YUSU President Rich Croker, who sat on the working group that helped formulate the policy, welcomed the measures. He said, “It ensures the University conform to the national requirements whilst ensuring a clear message is presented to staff and students alike. Considerations were taken in regards to some aspects such as making the campus a smoke-free zone or to build extensions to allow people to smoke near bars, but they were rejected for legitimate reasons which we supported.”

In 2004, Leeds University Union brought in a four-week trial smoking ban in its bars, which was abandoned after sales dropped by over £26,000 in 13 days. Despite this, John Greenwood, head of Commercial Services (which manages the bars), has welcomed the ban as beneficiary for the health of his staff.
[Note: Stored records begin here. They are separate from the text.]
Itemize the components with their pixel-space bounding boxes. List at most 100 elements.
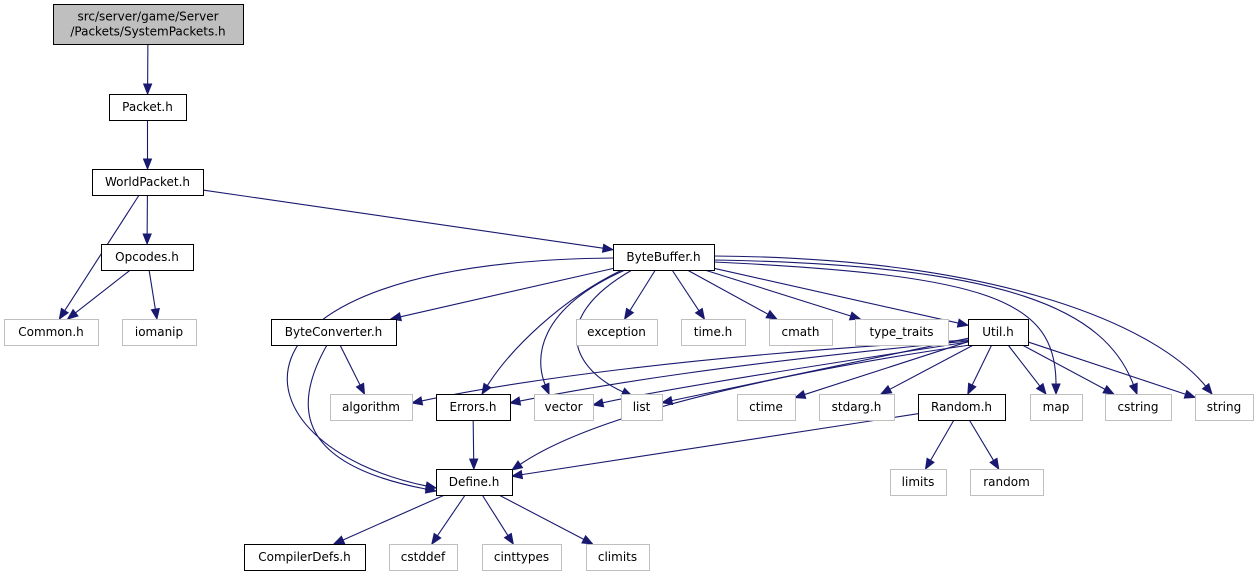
edge-util-to-list bbox=[660, 337, 969, 406]
node-box bbox=[330, 394, 413, 421]
edge-line bbox=[713, 267, 959, 324]
edge-worldpacket-to-opcodes bbox=[142, 194, 152, 246]
node-worldpacket[interactable]: WorldPacket.h bbox=[92, 169, 204, 196]
node-box bbox=[534, 394, 594, 421]
node-map: map bbox=[1030, 394, 1083, 421]
edge-line bbox=[971, 344, 993, 386]
node-box bbox=[586, 544, 650, 571]
node-algorithm: algorithm bbox=[330, 394, 413, 421]
node-opcodes[interactable]: Opcodes.h bbox=[101, 244, 194, 271]
arrowhead-icon bbox=[332, 535, 346, 545]
arrowhead-icon bbox=[956, 318, 970, 328]
edge-bytebuffer-to-util bbox=[713, 267, 970, 328]
edge-bytebuffer-to-timeh bbox=[671, 269, 706, 321]
node-label: iomanip bbox=[135, 325, 183, 339]
edge-line bbox=[421, 339, 969, 402]
node-label: CompilerDefs.h bbox=[258, 550, 351, 564]
edge-line bbox=[472, 419, 475, 460]
arrowhead-icon bbox=[540, 382, 550, 396]
node-bytebuffer[interactable]: ByteBuffer.h bbox=[613, 244, 715, 271]
arrowhead-icon bbox=[879, 384, 893, 395]
arrowhead-icon bbox=[508, 396, 522, 406]
edge-line bbox=[307, 344, 427, 490]
node-box bbox=[737, 394, 796, 421]
node-type_traits: type_traits bbox=[855, 319, 949, 346]
node-ctime: ctime bbox=[737, 394, 796, 421]
node-util[interactable]: Util.h bbox=[968, 319, 1029, 346]
arrowhead-icon bbox=[142, 158, 153, 171]
node-box bbox=[890, 469, 947, 496]
node-packet[interactable]: Packet.h bbox=[109, 94, 187, 121]
node-box bbox=[109, 94, 187, 121]
arrowhead-icon bbox=[1051, 383, 1061, 396]
edge-bytebuffer-to-exception bbox=[623, 269, 656, 321]
edge-util-to-cstring bbox=[1022, 344, 1115, 395]
arrowhead-icon bbox=[510, 460, 524, 471]
node-compilerdefs[interactable]: CompilerDefs.h bbox=[244, 544, 366, 571]
arrowhead-icon bbox=[601, 243, 615, 253]
node-label: src/server/game/Server bbox=[77, 10, 218, 24]
node-cstddef: cstddef bbox=[389, 544, 458, 571]
edge-random_h-to-random bbox=[968, 419, 1000, 471]
node-label: cinttypes bbox=[494, 550, 549, 564]
node-box bbox=[436, 469, 513, 496]
arrowhead-icon bbox=[431, 532, 442, 546]
arrowhead-icon bbox=[510, 469, 524, 480]
node-label: cstring bbox=[1117, 400, 1158, 414]
edge-line bbox=[400, 267, 614, 318]
node-label: vector bbox=[544, 400, 582, 414]
node-box bbox=[681, 319, 746, 346]
node-box bbox=[122, 319, 197, 346]
node-random: random bbox=[970, 469, 1044, 496]
node-box bbox=[576, 319, 658, 346]
edge-bytebuffer-to-cstring bbox=[713, 259, 1138, 396]
edge-opcodes-to-common bbox=[66, 269, 131, 320]
node-label: map bbox=[1043, 400, 1070, 414]
node-label: exception bbox=[587, 325, 646, 339]
node-label: type_traits bbox=[869, 325, 933, 339]
edge-line bbox=[804, 341, 969, 396]
arrowhead-icon bbox=[967, 382, 977, 396]
node-byteconverter[interactable]: ByteConverter.h bbox=[271, 319, 397, 346]
edge-line bbox=[519, 340, 969, 402]
node-label: cmath bbox=[782, 325, 820, 339]
edge-packet-to-worldpacket bbox=[142, 120, 153, 171]
arrowhead-icon bbox=[468, 458, 479, 471]
edge-util-to-define bbox=[510, 344, 971, 471]
node-label: climits bbox=[598, 550, 637, 564]
node-box bbox=[769, 319, 833, 346]
node-string: string bbox=[1195, 394, 1254, 421]
node-label: algorithm bbox=[342, 400, 400, 414]
arrowhead-icon bbox=[424, 484, 438, 494]
node-timeh: time.h bbox=[681, 319, 746, 346]
node-box bbox=[918, 394, 1006, 421]
edge-line bbox=[437, 494, 466, 537]
edge-byteconverter-to-define bbox=[307, 344, 438, 494]
edge-line bbox=[1022, 344, 1106, 390]
node-vector: vector bbox=[534, 394, 594, 421]
arrowhead-icon bbox=[591, 398, 605, 408]
arrowhead-icon bbox=[1102, 384, 1115, 395]
node-label: limits bbox=[902, 475, 935, 489]
arrowhead-icon bbox=[793, 389, 807, 399]
arrowhead-icon bbox=[355, 382, 366, 396]
node-define[interactable]: Define.h bbox=[436, 469, 513, 496]
node-label: string bbox=[1207, 400, 1241, 414]
arrowhead-icon bbox=[410, 396, 424, 406]
edge-line bbox=[202, 189, 604, 249]
edge-util-to-algorithm bbox=[410, 339, 969, 406]
node-label: cstddef bbox=[401, 550, 446, 564]
node-root[interactable]: src/server/game/Server/Packets/SystemPac… bbox=[53, 4, 244, 45]
node-label: list bbox=[633, 400, 651, 414]
node-box bbox=[621, 394, 663, 421]
node-random_h[interactable]: Random.h bbox=[918, 394, 1006, 421]
edge-line bbox=[704, 269, 851, 317]
edge-line bbox=[713, 259, 1134, 385]
edge-random_h-to-limits bbox=[924, 419, 955, 471]
edge-line bbox=[521, 413, 919, 476]
edge-line bbox=[540, 269, 626, 385]
edge-bytebuffer-to-type_traits bbox=[704, 269, 862, 321]
node-box bbox=[436, 394, 511, 421]
node-errors[interactable]: Errors.h bbox=[436, 394, 511, 421]
edge-util-to-random_h bbox=[967, 344, 993, 396]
He said he will “wait and see” as to whether it will affect their profitability, but added that the recent examples of a smoking ban in Scotland, Ireland and New York had not given him any great cause for worry.

Licensed premises in York have begun to bring in measures for the smoking ban amidst worries the nightlife trade in the city may drop. To hide unsavoury smells such as stale beer and sweat that the smoke had previously covered, Nexus and BPM are set to use industrial air fresheners to pump smells such as strawberry and lemon meringue pie through the bar areas. Toffs is also set to start work on a smoking area, although no concrete details have yet been released.

One comment

  1. 26 Nov ’07 at 11:26 pm

    Aamer Sarfraz

    Anti-Smoking Policy/law works as we found significant support for it in our recently publsihed work in Kent Journal of Mental Health.

    Higher prevalence of smoking among mental health patients and staff is a major concern and a possible target for health promotion. A survey of attitudes to smoking and smoking cessation was carried out among patients and staff in our catchment area in view of the NHS smoke-free initiative in the U.K.. We found that a majority (70%) of participants were aware of this initiative and 60% of smokers wanted to quit. Aids for quitting smoking were also viewed positively and combined methods and nicotine replacement were seen as most helpful. Our findings suggest that introduction of a smoke free policy is an excellent opportunity to promote smoking cessation among mental health patients and staff.